Non-governmental organizations (NGO) need healthy relationships with the public to meet their goals. Foundations and charities use sophisticated public relations campaigns to raise funds and employ standard lobbying techniques with governments. A speaker from Friends of the Earth said that their NGO organisation would do anything to separate what they do from anything related to public relations. However, at the end of the day, what all NGOs do is PR!
He said another interesting thing, that NGO is "a brand destroyer". According to this man NGO run campaigns in order to destroy or threaten reputation of big companies. It all comes back to the first statement, how can NGO achieve all that with out techniques used in PR?
A good example of the statement is when Greenpeace ran a campaign against Dove. Greenpeace's forests campaigners were invited to meet with senior executives at Unilever headquarters on Friday 9 May 2008. In just two weeks Unilever had received tens of thousands of protest emails from around the world, because Greenpeace activists brought masses of news media to their buildings in the UK, Netherlands and Italy. Greenpeace achieved that by launching a viral video online called "Dove Onslaught(er)". Public pressure moved Unilever to react.

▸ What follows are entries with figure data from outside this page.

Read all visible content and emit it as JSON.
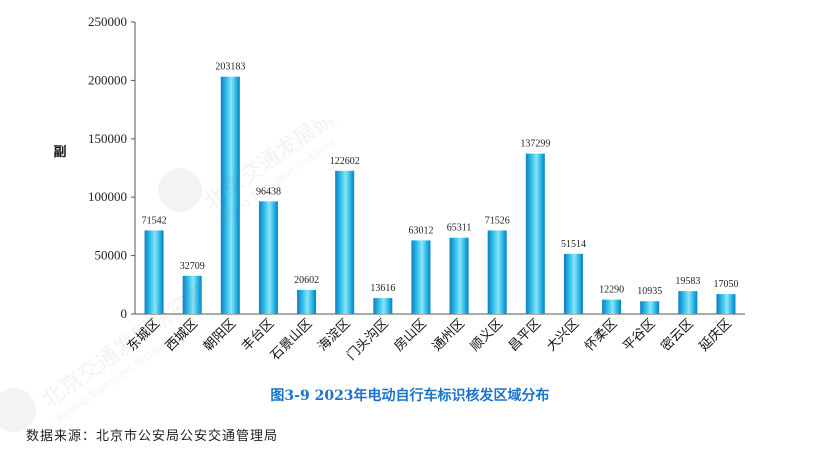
{
  "caption": "图3-9  2023年电动自行车标识核发区域分布",
  "source": "数据来源：北京市公安局公安交通管理局",
  "watermark_text": "北京交通发展研究院",
  "watermark_text_en": "Beijing Transport Institute",
  "colors": {
    "bar_light": "#8fe3f6",
    "bar_mid": "#25b6e6",
    "bar_dark": "#0b7fc2",
    "axis": "#555555",
    "caption": "#1a73c7"
  },
  "chart_data": {
    "type": "bar",
    "title": "",
    "xlabel": "",
    "ylabel": "副",
    "ylim": [
      0,
      250000
    ],
    "yticks": [
      0,
      50000,
      100000,
      150000,
      200000,
      250000
    ],
    "grid": false,
    "categories": [
      "东城区",
      "西城区",
      "朝阳区",
      "丰台区",
      "石景山区",
      "海淀区",
      "门头沟区",
      "房山区",
      "通州区",
      "顺义区",
      "昌平区",
      "大兴区",
      "怀柔区",
      "平谷区",
      "密云区",
      "延庆区"
    ],
    "values": [
      71542,
      32709,
      203183,
      96438,
      20602,
      122602,
      13616,
      63012,
      65311,
      71526,
      137299,
      51514,
      12290,
      10935,
      19583,
      17050
    ]
  }
}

This was the first success in a broader campaign to secure real change on the ground in South East Asia. The campaign was designed to stop the palm oil industry from destroying the Paradise Forests, and ensuring the protection of the climate and a future for orang-utans. On the Greenpeace website they state: “If others in the palm oil industry are smart, they'll follow Unilever's lead. There's no excuse for wasting time now, so any industry slow-learners could be our next campaign target”.
15th March 2010, Greenpeace kept their word. They launched a viral video “Kit Kat – give the orang-utan a break”.
Greenpeace state they have new evidence which shows that Nestlé - the makers of Kit Kat - are using palm oil produced in areas where the orang-utans' rainforests once grew. Even worse, the company doesn't seem to care. This has now resulted in Nestlé has struggled to contain a bombardment of criticism from angry consumers on Twitter and its official Facebook page.
On Twitter, the firm has been bombarded with critical comments. Consumers have also turned to Facebook and accused the company of ‘hiding behind PR spin', calling the company's response to the criticism a ‘major social media fail'. (PRWeek)
Digital PR experts said the situation was quickly becoming a social media crisis.
NGO might be fighting for a better cause using PR, but I believe the way they do it is harming the overall PR reputation.